How to field off annoying questions during CNY
I love #2. SAVAGE!!!!!
credits to my couples cell group for sharing this 😂 I laughed so hard!
Jokes aside, I'm also really glad that CNY is over. Don't get me wrong, I love CNY and all the festivities, but it's a whole different ball game when you've a baby in tow.
CNY Effects #1: Expect everyone to wanna carry your baby
Babies are always the center of attention every CNY, and if your baby is particularly cute, expect everyone to want to carry 👶.
All's good if everyone has clean hands and is conscious of germs. Thankfully, most of our relatives understood this, and the sick ones kept a distance from baby Nate.
Unfortunately, by the first day, baby Nate developed rashes all over his forehead and front scalp. Probably due to all the different relatives rubbing his forehead? And the fact that he has really sensitive skin. I made some relatives lather on hand sanitizer before allowing them to touch Nate, but couldn't do so with some others cos sure kena scolded and I didn't wanna spoil the happy atmosphere.
Luckily enough, Cherub Rubs Skin Soothe helped to clear it overnight. That stuff is amazing, #dayremummies go try it! I use it as baby Nate's organic diaper cream at home (rotates with Skin Balm) and CNY was the first time we tried it on his rashes. It worked like magic!
CNY Effects #2: Expect people to disturb and wake your baby up when he's trying to sleep / has just fallen asleep
Don't blame them, cos they're just overly excited. After all, they only get to see baby a few times every year!
Baby Nate is lucky cos he has so many relatives who were very anxious during CNY to dote on him. Everyone wanted to play or carry him. But as a result of this, baby Nate didn't get to nap as much as he usually does. Which also results in...
CNY Effects #3: Expect to deal with a cranky and inconsolable baby at night
Not too sure about this, but the results of asking among others seem to suggest that bottle-fed babies are less likely to become overly cranky because they have a schedule to follow. My friend's baby didn't give her any trouble after CNY Day 1 visitations, but instead slept super well throughout the night!
On the other hand, baby Nate, who's both direct breastfed and supplemented with bottles after, was cranky and inconsolable for the past three nights cos of overstimulating.
We were so tired cos we let our helper rest at night since she mostly helps with baby Nate in the day, so the night shifts are all ours. Which isn't as bad anymore cos baby Nate can now sleep for 6 - 8 hours at night before he wakes for his next feed, but when he's scared or overstimulated...
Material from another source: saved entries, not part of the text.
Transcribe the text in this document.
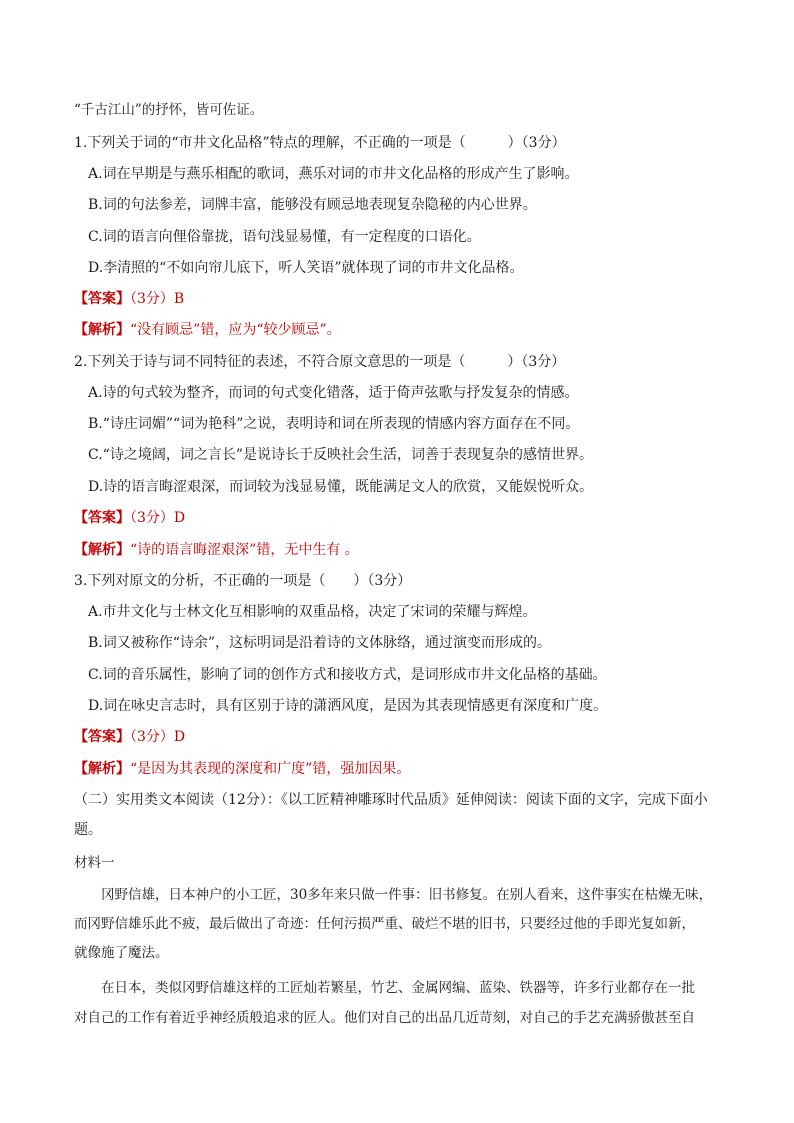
“千古江山”的抒怀，皆可佐证。
1.下列关于词的“市井文化品格”特点的理解，不正确的一项是（　　　）（3分）
A.词在早期是与燕乐相配的歌词，燕乐对词的市井文化品格的形成产生了影响。
B.词的句法参差，词牌丰富，能够没有顾忌地表现复杂隐秘的内心世界。
C.词的语言向俚俗靠拢，语句浅显易懂，有一定程度的口语化。
D.李清照的“不如向帘儿底下，听人笑语”就体现了词的市井文化品格。
【答案】（3分）B
【解析】“没有顾忌”错，应为“较少顾忌”。
2.下列关于诗与词不同特征的表述，不符合原文意思的一项是（　　　）（3分）
A.诗的句式较为整齐，而词的句式变化错落，适于倚声弦歌与抒发复杂的情感。
B.“诗庄词媚”“词为艳科”之说，表明诗和词在所表现的情感内容方面存在不同。
C.“诗之境阔，词之言长”是说诗长于反映社会生活，词善于表现复杂的感情世界。
D.诗的语言晦涩艰深，而词较为浅显易懂，既能满足文人的欣赏，又能娱悦听众。
【答案】（3分）D
【解析】“诗的语言晦涩艰深”错，无中生有 。
3.下列对原文的分析，不正确的一项是（　　）（3分）
A.市井文化与士林文化互相影响的双重品格，决定了宋词的荣耀与辉煌。
B.词又被称作“诗余”，这标明词是沿着诗的文体脉络，通过演变而形成的。
C.词的音乐属性，影响了词的创作方式和接收方式，是词形成市井文化品格的基础。
D.词在咏史言志时，具有区别于诗的潇洒风度，是因为其表现情感更有深度和广度。
【答案】（3分）D
【解析】“是因为其表现的深度和广度”错，强加因果。
（二）实用类文本阅读（12分）：《以工匠精神雕琢时代品质》延伸阅读：阅读下面的文字，完成下面小
题。
材料一
冈野信雄，日本神户的小工匠，30多年来只做一件事：旧书修复。在别人看来，这件事实在枯燥无味，
而冈野信雄乐此不疲，最后做出了奇迹：任何污损严重、破烂不堪的旧书，只要经过他的手即光复如新，
就像施了魔法。
在日本，类似冈野信雄这样的工匠灿若繁星，竹艺、金属网编、蓝染、铁器等，许多行业都存在一批
对自己的工作有着近乎神经质般追求的匠人。他们对自己的出品几近苛刻，对自己的手艺充满骄傲甚至自
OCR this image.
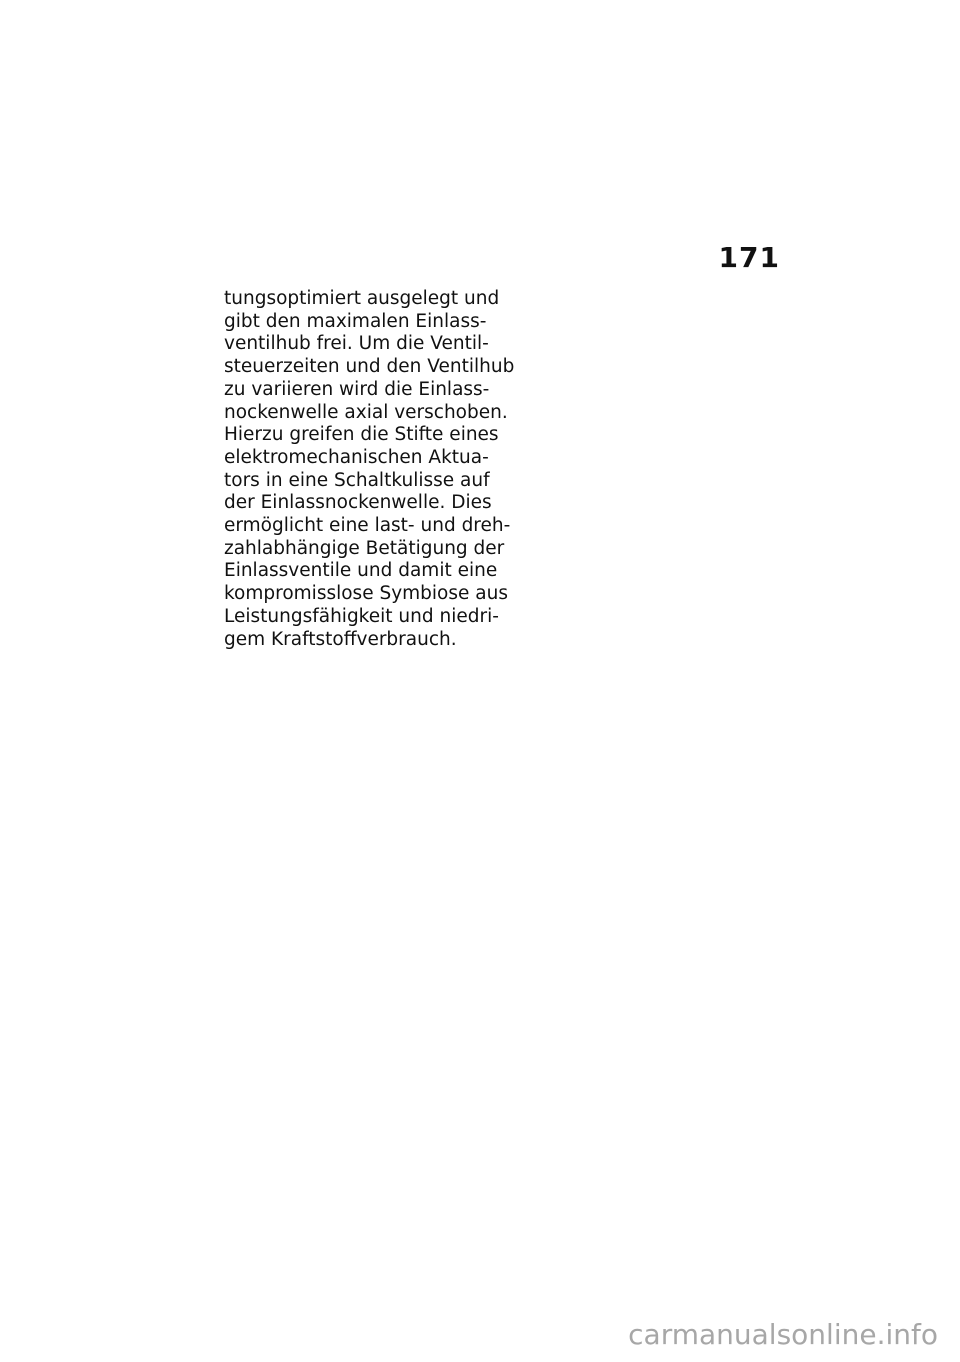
171
tungsoptimiert ausgelegt und
gibt den maximalen Einlass-
ventilhub frei. Um die Ventil-
steuerzeiten und den Ventilhub
zu variieren wird die Einlass-
nockenwelle axial verschoben.
Hierzu greifen die Stifte eines
elektromechanischen Aktua-
tors in eine Schaltkulisse auf
der Einlassnockenwelle. Dies
ermöglicht eine last- und dreh-
zahlabhängige Betätigung der
Einlassventile und damit eine
kompromisslose Symbiose aus
Leistungsfähigkeit und niedri-
gem Kraftstoffverbrauch.
carmanualsonline.info
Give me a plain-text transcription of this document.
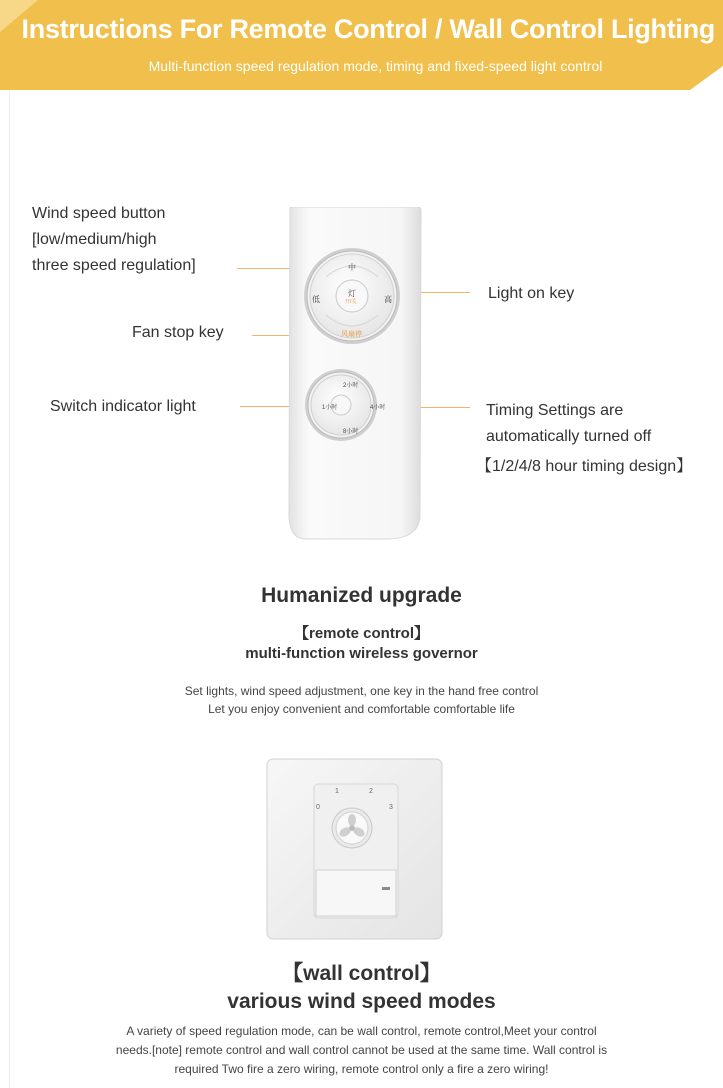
Instructions For Remote Control / Wall Control Lighting
Multi-function speed regulation mode, timing and fixed-speed light control
Wind speed button
[low/medium/high
three speed regulation]
Fan stop key
Switch indicator light
Light on key
Timing Settings are
automatically turned off
【1/2/4/8 hour timing design】
中
低	高
灯
开/关
风扇停
2小时
1小时	4小时
8小时
Humanized upgrade
【remote control】
multi-function wireless governor
Set lights, wind speed adjustment, one key in the hand free control
Let you enjoy convenient and comfortable comfortable life
0
1	2
3
【wall control】
various wind speed modes
A variety of speed regulation mode, can be wall control, remote control,Meet your control
needs.[note] remote control and wall control cannot be used at the same time. Wall control is
required Two fire a zero wiring, remote control only a fire a zero wiring!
He reverts back to waking up every 2 - 3 hours and only wants me to comfort him 😢
My poor baby.
And his poor parents. We were super sleep deprived for three nights. Thank goodness it's over!
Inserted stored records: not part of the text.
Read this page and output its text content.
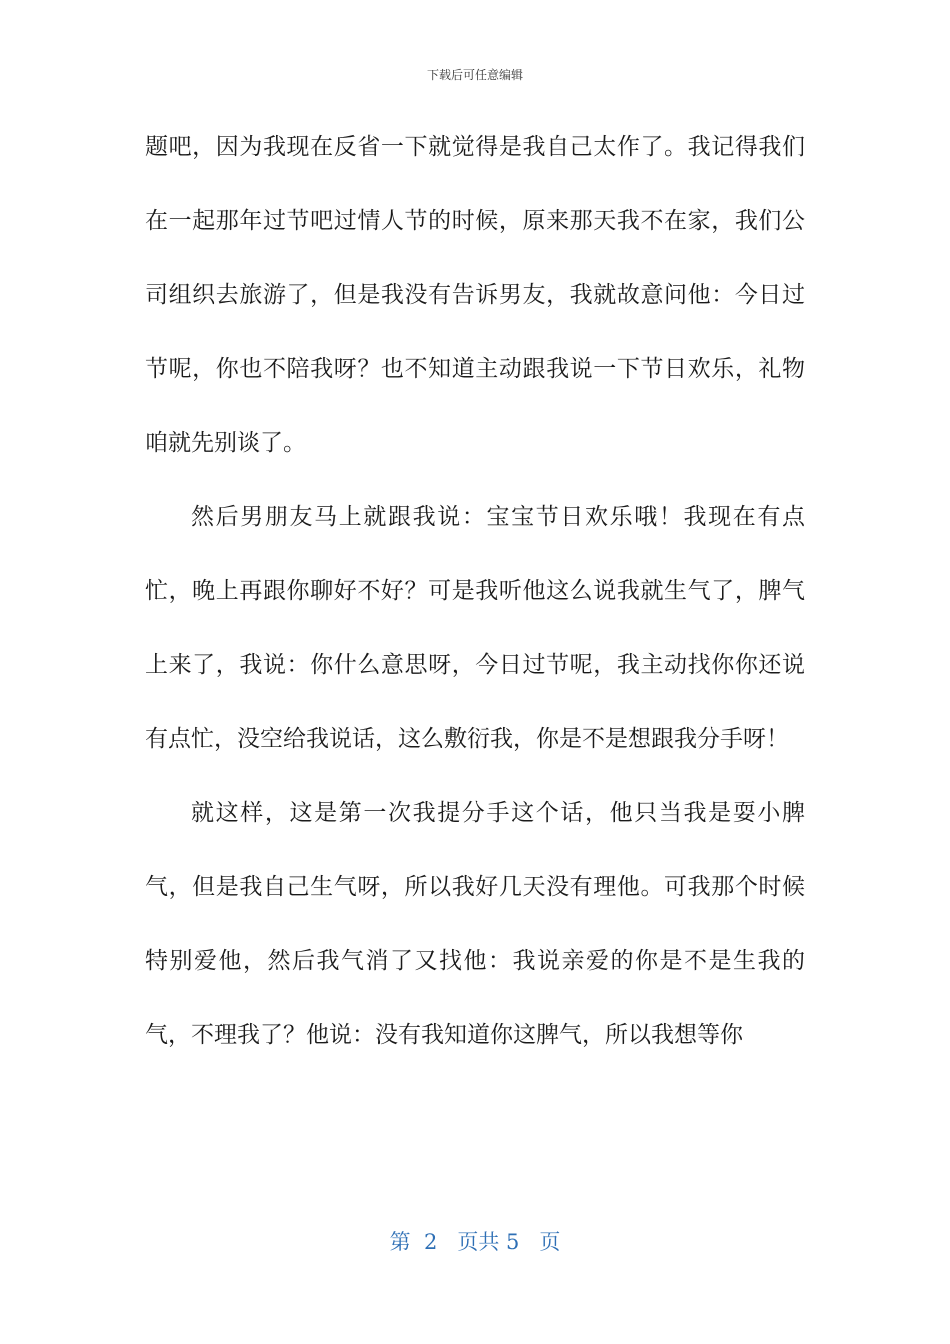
下载后可任意编辑

题吧，因为我现在反省一下就觉得是我自己太作了。我记得我们在一起那年过节吧过情人节的时候，原来那天我不在家，我们公司组织去旅游了，但是我没有告诉男友，我就故意问他：今日过节呢，你也不陪我呀？也不知道主动跟我说一下节日欢乐，礼物咱就先别谈了。

然后男朋友马上就跟我说：宝宝节日欢乐哦！我现在有点忙，晚上再跟你聊好不好？可是我听他这么说我就生气了，脾气上来了，我说：你什么意思呀，今日过节呢，我主动找你你还说有点忙，没空给我说话，这么敷衍我，你是不是想跟我分手呀！

就这样，这是第一次我提分手这个话，他只当我是耍小脾气，但是我自己生气呀，所以我好几天没有理他。可我那个时候特别爱他，然后我气消了又找他：我说亲爱的你是不是生我的气，不理我了？他说：没有我知道你这脾气，所以我想等你

第  2   页共 5   页
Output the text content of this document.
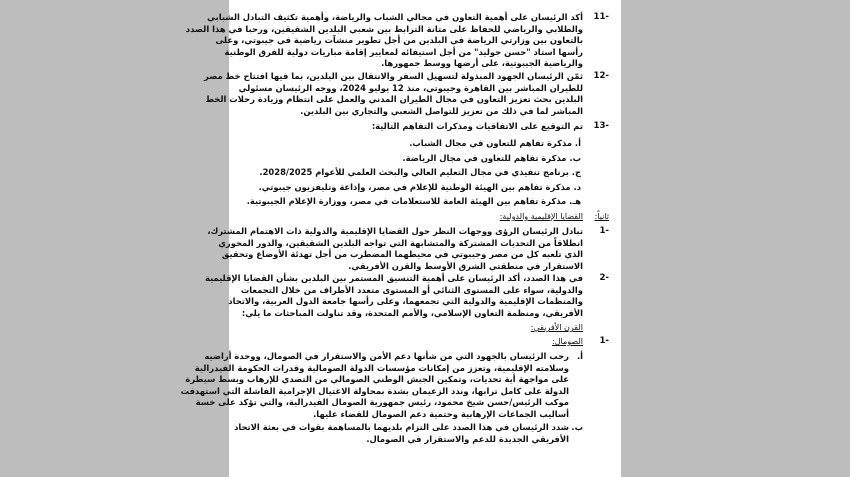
11-
أكد الرئيسان على أهمية التعاون في مجالي الشباب والرياضة، وأهمية تكثيف التبادل الشبابي
والطلابي والرياضي للحفاظ على متانة الترابط بين شعبي البلدين الشقيقين، ورحبا في هذا الصدد
بالتعاون بين وزارتي الرياضة في البلدين من أجل تطوير منشآت رياضية في جيبوتي، وعلى
رأسها استاد "حسن جوليد" من أجل استيفائه لمعايير إقامة مباريات دولية للفرق الوطنية
والرياضية الجيبوتية، على أرضها ووسط جمهورها.
12-
ثمّن الرئيسان الجهود المبذولة لتسهيل السفر والانتقال بين البلدين، بما فيها افتتاح خط مصر
للطيران المباشر بين القاهرة وجيبوتي، منذ 12 يوليو 2024، ووجه الرئيسان مسئولي
البلدين بحث تعزيز التعاون في مجال الطيران المدني والعمل على انتظام وزيادة رحلات الخط
المباشر لما في ذلك من تعزيز للتواصل الشعبي والتجاري بين البلدين.
13-
تم التوقيع على الاتفاقيات ومذكرات التفاهم التالية:
أ. مذكرة تفاهم للتعاون في مجال الشباب.
ب. مذكرة تفاهم للتعاون في مجال الرياضة.
ج. برنامج تنفيذي في مجال التعليم العالي والبحث العلمي للأعوام 2028/2025.
د. مذكرة تفاهم بين الهيئة الوطنية للإعلام في مصر، وإذاعة وتليفزيون جيبوتي.
هـ. مذكرة تفاهم بين الهيئة العامة للاستعلامات في مصر، ووزارة الإعلام الجيبوتية.
ثانياً:
القضايا الإقليمية والدولية:
1-
تبادل الرئيسان الرؤى ووجهات النظر حول القضايا الإقليمية والدولية ذات الاهتمام المشترك،
انطلاقاً من التحديات المشتركة والمتشابهة التي تواجه البلدين الشقيقين، والدور المحوري
الذي تلعبه كل من مصر وجيبوتي في محيطهما المضطرب من أجل تهدئة الأوضاع وتحقيق
الاستقرار في منطقتي الشرق الأوسط والقرن الأفريقي.
2-
في هذا الصدد، أكد الرئيسان على أهمية التنسيق المستمر بين البلدين بشأن القضايا الإقليمية
والدولية، سواء على المستوى الثنائي أو المستوى متعدد الأطراف من خلال التجمعات
والمنظمات الإقليمية والدولية التي تجمعهما، وعلى رأسها جامعة الدول العربية، والاتحاد
الأفريقي، ومنظمة التعاون الإسلامي، والأمم المتحدة، وقد تناولت المباحثات ما يلي:
القرن الأفريقي:
1-
الصومال:
أ.
رحب الرئيسان بالجهود التي من شأنها دعم الأمن والاستقرار في الصومال، ووحدة أراضيه
وسلامته الإقليمية، وتعزز من إمكانات مؤسسات الدولة الصومالية وقدرات الحكومة الفيدرالية
على مواجهة أية تحديات، وتمكين الجيش الوطني الصومالي من التصدي للإرهاب وبسط سيطرة
الدولة على كامل ترابها، وندد الزعيمان بشدة بمحاولة الاغتيال الإجرامية الفاشلة التي استهدفت
موكب الرئيس/حسن شيخ محمود، رئيس جمهورية الصومال الفيدرالية، والتي تؤكد على خسة
أساليب الجماعات الإرهابية وحتمية دعم الصومال للقضاء عليها.
ب.
شدد الرئيسان في هذا الصدد على التزام بلديهما بالمساهمة بقوات في بعثة الاتحاد
الأفريقي الجديدة للدعم والاستقرار في الصومال.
To all the singles this CNY,
Don't feel pressured if your relatives ask you about whether you've a boyfriend / girlfriend, or when you're getting married.
Fate happens at its own pace, and is not dictated by whatever timing your relatives set.
As my MIL puts it, 有些人的缘分早，有的比较迟到。
Some couples marry early because they're fated to meet earlier, while some meet the right person only much later in life.
The worst thing you could do for yourself would be to rush into a marriage because of some ticking timeline. Once you're married, you're committed to stay with that person. Don't ruin the rest of your life just because of your relatives' pressure - they aren't gonna help you pick up the pieces if it crumbles later.
It's your own life, do as you please. Go out and meet people. Download dating apps and date around.
When your fate comes, you'll know.
To all the newlyweds this CNY,
"when are you gonna have babies?"
That's probably the question you'll end up getting the most. But again, ignore them.
As a newlywed (I've been married for less than 2 years now) and a new mama, I'll tell you,
Don't rush into having kids.
Your life WILL change 180 degrees once you have a baby. Your relationship with your partner will suffer in the beginning as you both struggle to take care of a newborn. You'll never have your 二人世界 anymore.
If you found adulting hard, parenting is even worse. Because you're now responsible for not just your own life, but someone else's. Someone who's just a vulnerable little baby.
Having a baby is an amazing thing but if there's one word I'll use to describe parenthood, it will be bittersweet. You'll cry a lot. Laugh a lot. Tear your hair out a lot. Smile and go "aww" a lot. But also sit in the dark at 3am crying a lot. It really is the toughest thing ever.
(I LOL at my naive 18-year-old self who thought A levels was the toughest thing ever. Lol!)
If you don't spend enough time building and working on your marriage foundation first, having a baby will kill it.
So, do yourself and your spouse a favour, and work on your marriage first.
Bring your baby into a family where your spousal love is strong. Otherwise, your child will suffer if your marriage ever falls apart.
The biggest gift you can give to your children is love. Love for them, and love for your spouse.
Going on a well-deserved date with le husband!
Aka no makeup date haha.
We had the woodfire grill black pepper steak, and USDA prime ribeye to share!
Used The Entertainer app to get the other steak free, heh.
Medium rare steak, I've missed you so!!!